As if that's not bad enough, it's now come out that they hid Gitmo detainees from inspectors of the International Red Cross. If Iran, China, or Cuba did this, we would denounce them. But Bush and Cheney seem to believe that because they are good people, in a good cause, their actions are legitimate. They don't see that your inherent goodness does not imbue your actions with justness, but that your actions define whether you are good or evil--and I'm now past the point of saying Cheney and Bush are just misguided. I believe they are evil men, doing evil things, and turning my country into one of the evil monsters of the world.

They also claimed they did not need warrants to engage in wiretapping, and that as commander-in-chief, Bush had unlimited constitutional authority to prosecute an undeclared war with no oversight by the Congress, the representatives of the people.
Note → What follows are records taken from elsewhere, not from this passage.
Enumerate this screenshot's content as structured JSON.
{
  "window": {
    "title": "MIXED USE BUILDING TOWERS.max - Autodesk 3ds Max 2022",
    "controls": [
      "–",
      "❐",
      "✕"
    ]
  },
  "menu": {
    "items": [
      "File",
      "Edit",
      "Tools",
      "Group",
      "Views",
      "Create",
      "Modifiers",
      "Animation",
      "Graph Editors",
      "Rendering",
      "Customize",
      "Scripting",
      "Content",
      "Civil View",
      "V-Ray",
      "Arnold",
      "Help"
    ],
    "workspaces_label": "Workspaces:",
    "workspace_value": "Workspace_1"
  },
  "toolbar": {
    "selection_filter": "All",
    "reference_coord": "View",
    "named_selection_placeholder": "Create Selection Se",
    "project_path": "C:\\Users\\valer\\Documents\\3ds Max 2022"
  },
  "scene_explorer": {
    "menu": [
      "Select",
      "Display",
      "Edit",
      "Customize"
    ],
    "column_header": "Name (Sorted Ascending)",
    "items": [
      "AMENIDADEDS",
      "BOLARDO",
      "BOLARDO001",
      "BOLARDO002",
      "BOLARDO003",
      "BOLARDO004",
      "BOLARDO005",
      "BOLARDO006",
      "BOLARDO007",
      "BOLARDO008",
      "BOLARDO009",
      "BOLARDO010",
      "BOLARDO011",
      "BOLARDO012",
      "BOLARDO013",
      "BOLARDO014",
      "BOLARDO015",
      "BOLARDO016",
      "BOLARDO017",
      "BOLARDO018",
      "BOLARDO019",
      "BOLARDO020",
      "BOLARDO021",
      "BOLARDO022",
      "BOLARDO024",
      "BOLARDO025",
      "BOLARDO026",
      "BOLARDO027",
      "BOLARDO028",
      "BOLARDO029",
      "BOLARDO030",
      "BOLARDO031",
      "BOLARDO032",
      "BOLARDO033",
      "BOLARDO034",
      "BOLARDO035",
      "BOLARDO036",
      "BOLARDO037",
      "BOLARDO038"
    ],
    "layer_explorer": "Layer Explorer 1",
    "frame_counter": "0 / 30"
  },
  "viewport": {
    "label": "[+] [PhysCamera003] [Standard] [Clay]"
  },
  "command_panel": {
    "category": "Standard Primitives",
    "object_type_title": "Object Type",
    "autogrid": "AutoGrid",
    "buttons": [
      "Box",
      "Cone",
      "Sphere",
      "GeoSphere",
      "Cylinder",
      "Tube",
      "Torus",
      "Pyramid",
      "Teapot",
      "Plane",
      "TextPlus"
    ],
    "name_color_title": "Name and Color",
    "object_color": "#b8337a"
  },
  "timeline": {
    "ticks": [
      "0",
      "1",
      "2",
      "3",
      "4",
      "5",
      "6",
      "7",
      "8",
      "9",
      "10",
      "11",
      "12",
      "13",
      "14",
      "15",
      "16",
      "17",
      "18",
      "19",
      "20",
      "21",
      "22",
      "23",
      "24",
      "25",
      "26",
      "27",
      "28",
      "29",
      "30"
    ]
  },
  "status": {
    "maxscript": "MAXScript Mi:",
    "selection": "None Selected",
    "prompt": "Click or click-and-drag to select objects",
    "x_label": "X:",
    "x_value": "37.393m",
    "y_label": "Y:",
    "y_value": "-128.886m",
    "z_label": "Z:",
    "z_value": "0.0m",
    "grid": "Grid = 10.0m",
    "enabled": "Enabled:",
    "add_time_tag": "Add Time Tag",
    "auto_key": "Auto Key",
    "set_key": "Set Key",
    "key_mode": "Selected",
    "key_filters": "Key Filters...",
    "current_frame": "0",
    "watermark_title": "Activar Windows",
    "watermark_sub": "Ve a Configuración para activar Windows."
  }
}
And no indictment could be complete without mentioning their support of torture. A tactic that has been condemned by nearly every knowledgeable person as both immoral and useless. John McCain, no friend to constitutional rights but a man who personally experienced torture, denounced it, as has, just recently, an experienced marine. I remember my shock at Donald Rumsfeld's response to the reports of torture at Abu Ghraib prison, when he said he hadn't read the report. The Secretary of Defense not bothering to read a report alleging that his troops had committed war crimes!
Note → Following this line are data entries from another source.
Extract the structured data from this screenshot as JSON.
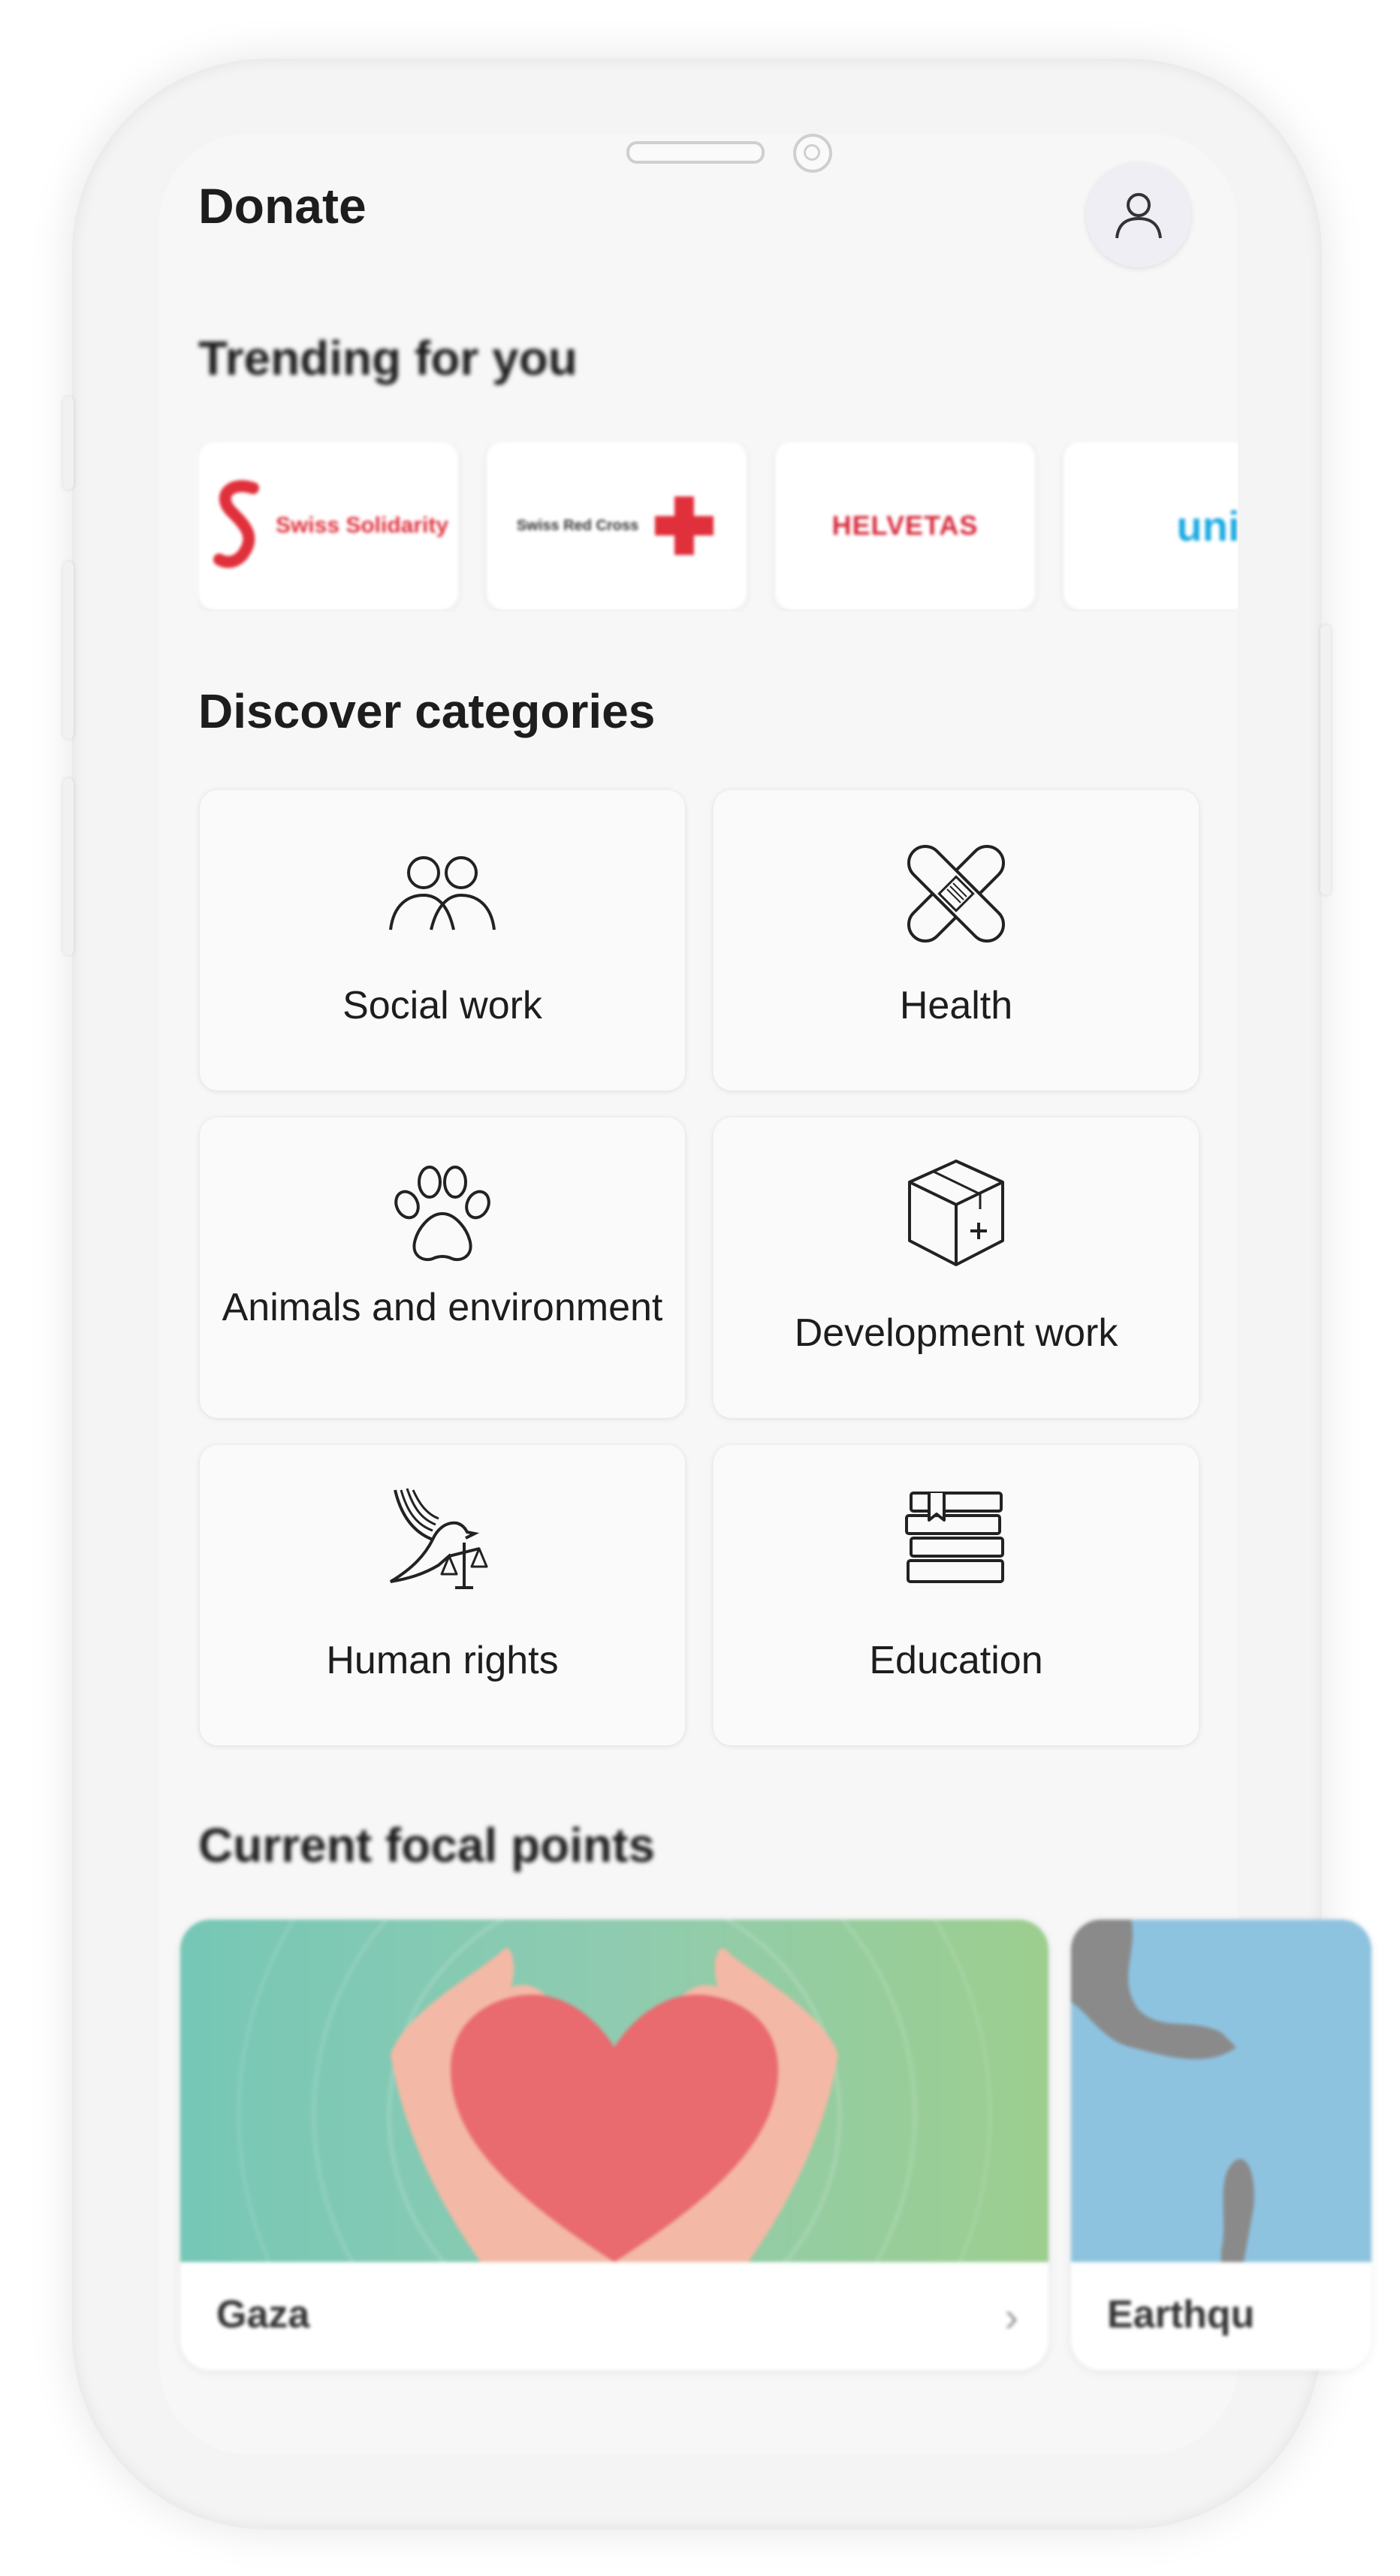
{
  "app": {
    "title": "Donate"
  },
  "profile": {
    "icon": "user-icon"
  },
  "trending": {
    "heading": "Trending for you",
    "items": [
      {
        "name": "Swiss Solidarity",
        "color": "#e0303c"
      },
      {
        "name": "Swiss Red Cross",
        "color": "#e0303c"
      },
      {
        "name": "HELVETAS",
        "color": "#d7283b"
      },
      {
        "name": "unicef",
        "color": "#1cabe2"
      }
    ]
  },
  "categories": {
    "heading": "Discover categories",
    "items": [
      {
        "label": "Social work",
        "icon": "people-icon"
      },
      {
        "label": "Health",
        "icon": "bandage-icon"
      },
      {
        "label": "Animals and environment",
        "icon": "paw-icon"
      },
      {
        "label": "Development work",
        "icon": "box-icon"
      },
      {
        "label": "Human rights",
        "icon": "dove-scales-icon"
      },
      {
        "label": "Education",
        "icon": "books-icon"
      }
    ]
  },
  "focal": {
    "heading": "Current focal points",
    "items": [
      {
        "label": "Gaza"
      },
      {
        "label": "Earthqu"
      }
    ]
  }
}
Of course such complaining could be tossed off as just more pansy-ass left-wing bitching, except I'm not a pansy-ass left-winger. I'm more libertarian than leftist, and I think there is an appropriate time for military action, as well as opposing quick withdrawal of troops from Iraq. But why take my word for it? Numerous retired military officers have criticized this administration, a list that now includes Major General Antonio M. Taguba (USA-Ret.), who says,
[T]here is no longer any doubt as to whether the current administration has committed war crimes. The only question is whether those who ordered the use of torture will be held to account.
Slobodan Milosevic committed war crimes, and the U.S. helped put him on trial. It's time we do the same to Bush, Cheney, Rumsfeld. I do not want my country to be led by war criminals. I do want these men put on trial--and we ought to do it in the U.S., to demonstrate that we will clean up our own messes. If we do not, I hope they will be indicted by an international war crimes tribunal. Not that the U.S. would ever give them up, but it might remind our leaders that they are not above the law.
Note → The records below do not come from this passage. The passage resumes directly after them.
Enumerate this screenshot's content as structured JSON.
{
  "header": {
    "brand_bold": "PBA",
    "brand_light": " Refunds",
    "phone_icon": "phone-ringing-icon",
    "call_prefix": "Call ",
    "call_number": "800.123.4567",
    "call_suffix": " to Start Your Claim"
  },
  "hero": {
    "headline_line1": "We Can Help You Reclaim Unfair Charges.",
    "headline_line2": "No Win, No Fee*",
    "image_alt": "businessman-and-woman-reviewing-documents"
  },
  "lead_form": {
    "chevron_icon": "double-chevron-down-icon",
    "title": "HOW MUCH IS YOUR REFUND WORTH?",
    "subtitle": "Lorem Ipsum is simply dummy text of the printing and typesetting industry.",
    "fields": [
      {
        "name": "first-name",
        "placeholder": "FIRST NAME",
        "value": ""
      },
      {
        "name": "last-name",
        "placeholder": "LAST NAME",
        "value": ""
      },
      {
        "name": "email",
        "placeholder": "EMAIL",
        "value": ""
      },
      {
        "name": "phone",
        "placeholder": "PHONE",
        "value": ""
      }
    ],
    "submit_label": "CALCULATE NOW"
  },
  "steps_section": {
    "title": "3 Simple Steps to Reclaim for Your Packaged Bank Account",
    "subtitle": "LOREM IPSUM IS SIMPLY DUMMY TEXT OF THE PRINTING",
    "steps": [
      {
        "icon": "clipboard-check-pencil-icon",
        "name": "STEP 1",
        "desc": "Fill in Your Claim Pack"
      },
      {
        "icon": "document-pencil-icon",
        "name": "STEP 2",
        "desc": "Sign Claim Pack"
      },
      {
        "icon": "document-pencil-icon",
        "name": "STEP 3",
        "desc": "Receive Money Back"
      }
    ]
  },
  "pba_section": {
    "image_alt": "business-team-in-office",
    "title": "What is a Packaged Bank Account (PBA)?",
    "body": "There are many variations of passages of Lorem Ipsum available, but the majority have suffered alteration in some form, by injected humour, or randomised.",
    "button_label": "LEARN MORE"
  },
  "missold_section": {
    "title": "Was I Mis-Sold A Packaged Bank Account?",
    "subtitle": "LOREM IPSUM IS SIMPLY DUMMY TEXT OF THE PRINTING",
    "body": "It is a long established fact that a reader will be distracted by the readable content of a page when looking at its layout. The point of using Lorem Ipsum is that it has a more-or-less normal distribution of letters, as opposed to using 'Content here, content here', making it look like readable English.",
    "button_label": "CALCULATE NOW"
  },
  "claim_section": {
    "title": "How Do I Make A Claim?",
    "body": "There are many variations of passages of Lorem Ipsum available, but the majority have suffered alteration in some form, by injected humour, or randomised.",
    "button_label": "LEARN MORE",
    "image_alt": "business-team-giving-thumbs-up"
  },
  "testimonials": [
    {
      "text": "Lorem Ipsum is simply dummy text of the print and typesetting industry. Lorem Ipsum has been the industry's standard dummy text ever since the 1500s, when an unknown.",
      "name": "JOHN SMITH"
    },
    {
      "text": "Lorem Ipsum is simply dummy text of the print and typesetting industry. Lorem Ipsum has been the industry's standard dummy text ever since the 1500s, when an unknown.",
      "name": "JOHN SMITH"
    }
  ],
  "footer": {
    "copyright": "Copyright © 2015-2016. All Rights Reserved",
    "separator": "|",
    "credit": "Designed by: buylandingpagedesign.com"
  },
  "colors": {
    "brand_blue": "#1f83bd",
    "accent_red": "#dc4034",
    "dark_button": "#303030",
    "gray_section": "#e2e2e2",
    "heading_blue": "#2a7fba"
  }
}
Of course every fascist-leaning right-winger, the Ann Coulters, Rush Limbaughs, Sean Hannitys, etc., would scream bloody murder. But they spout about American ideals while having no recognition of the way they and this administration are actually treating those ideals with the greatest contempt. If anyone is truly anti-American, it's anyone who would shrink constitutional protections to their minimum, instead of stretching them to their maximum. They don't truly believe in human freedom and the rule of law--they don't understand anything but pure temporal power and the desire to force everyone to follow their moral code, a moral code that condemns premarital sex, homosexuality, and smoking pot, but venerates torture.

The hell with them all, and the hell with George Bush. The moment the next President takes the oath of office, the U.S. Attorney General should indict him, and then we can give the son-of-a-bitch the benefit of very due process of law that he so despises.